One day in October 2019, short-circuited power strip due to a sudden blackout ruined the hard drive of my PC. Several days of hard work went in vain, leaving me deeply desperate and nervous. Under enormous pressure, the whole design team had to submit the drawing in time. However, Xie Chenqi neither gave up nor made any complaints, silently proceeding with his work and working overtime, as was often the case. It filled me with admiration and gratitude, though it was not the first time that I had seen them overworking like this. Their selfless commitment to this project was still quite touching.

Joint efforts of the entire design team came to a good end. We did not fall behind the schedule in our design work, but went beyond expectations. Smiling, Xie Chenqi said, “Don’t worry. Problems can always be solved with a strong design team behind us.” I noticed a few more gray hairs on his temples.

Through all these experiences, I’ve become more resolute and devoted myself to the construction of PBRLP.

The pandemic

In 2020, the unexpected pandemic imposed a negative impact on the design work of the railway. The design team in Dhaka encountered great challenges, as well as trip and holiday restrictions.

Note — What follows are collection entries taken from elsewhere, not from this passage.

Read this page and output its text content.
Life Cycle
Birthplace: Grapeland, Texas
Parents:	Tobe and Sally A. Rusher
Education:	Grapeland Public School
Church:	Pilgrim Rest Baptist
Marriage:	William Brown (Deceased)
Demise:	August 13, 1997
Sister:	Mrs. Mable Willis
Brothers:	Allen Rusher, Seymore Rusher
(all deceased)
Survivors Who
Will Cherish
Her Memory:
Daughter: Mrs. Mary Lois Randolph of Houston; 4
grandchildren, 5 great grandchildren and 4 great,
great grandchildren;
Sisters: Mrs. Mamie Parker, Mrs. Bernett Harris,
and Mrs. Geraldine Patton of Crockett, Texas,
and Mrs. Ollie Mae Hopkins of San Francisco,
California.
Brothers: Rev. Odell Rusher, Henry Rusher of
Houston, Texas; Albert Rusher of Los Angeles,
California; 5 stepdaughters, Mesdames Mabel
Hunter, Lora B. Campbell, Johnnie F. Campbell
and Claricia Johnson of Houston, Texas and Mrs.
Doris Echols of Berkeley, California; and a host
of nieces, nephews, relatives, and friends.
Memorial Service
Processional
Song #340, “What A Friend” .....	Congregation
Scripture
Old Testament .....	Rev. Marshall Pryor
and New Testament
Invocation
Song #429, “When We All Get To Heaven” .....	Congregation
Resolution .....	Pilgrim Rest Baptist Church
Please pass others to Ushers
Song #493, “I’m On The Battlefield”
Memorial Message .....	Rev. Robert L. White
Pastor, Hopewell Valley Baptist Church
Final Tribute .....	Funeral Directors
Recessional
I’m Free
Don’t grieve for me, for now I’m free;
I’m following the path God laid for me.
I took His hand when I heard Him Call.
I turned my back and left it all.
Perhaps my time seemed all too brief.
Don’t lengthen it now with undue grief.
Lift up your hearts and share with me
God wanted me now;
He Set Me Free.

To alleviate the influence from the pandemic, and ensure employees’ safety, the design team adopted rigid quarantine measures, which meant none of us could return home short term. I was homesick and sad. Nevertheless, the negative emotions were replaced by a sense of responsibility at the sight of so many Chinese colleagues standing fast at their posts. Some didn’t even get a chance to visit their families in a whole year. CREEC came up with various approaches to entertain and compensate us – fitness equipment, magazines, books, movies and anti-pandemic subsidies, all of which brought us warmth and made us feel at home.

With the monsoon passing and the dry season forthcoming, the schedule got tighter and the design team became busier. I had carried out independent design of many culverts, and involved in designing some of the bridges. The embankment, the culvert and the bridge, on the both sides of the Padma River, came into preliminary shape. For the first time I felt a sense of achievement at a glimpse of the drawings when they had been turned into reality. I deeply love this team. It is through the efforts made by everyone that crossing Padma River by high-speed train is not a fantasy any longer.

From my perspective, this railway line connects not only two divisions, but more importantly, the hearts of the Chinese and Bangladeshi people. It promises us a bright future and boosts our confidence. I will cherish the opportunity of working with these Chinese engineers, continue working hard, and make my own commitments to the realization of the “Golden Bangladesh Dream”.

* Md Rakibul Islam, a graduate of Bangladesh University of Engineering and Technology, is a bridge engineer. He is working with the Padma Bridge Rail Link Project (PBRLP).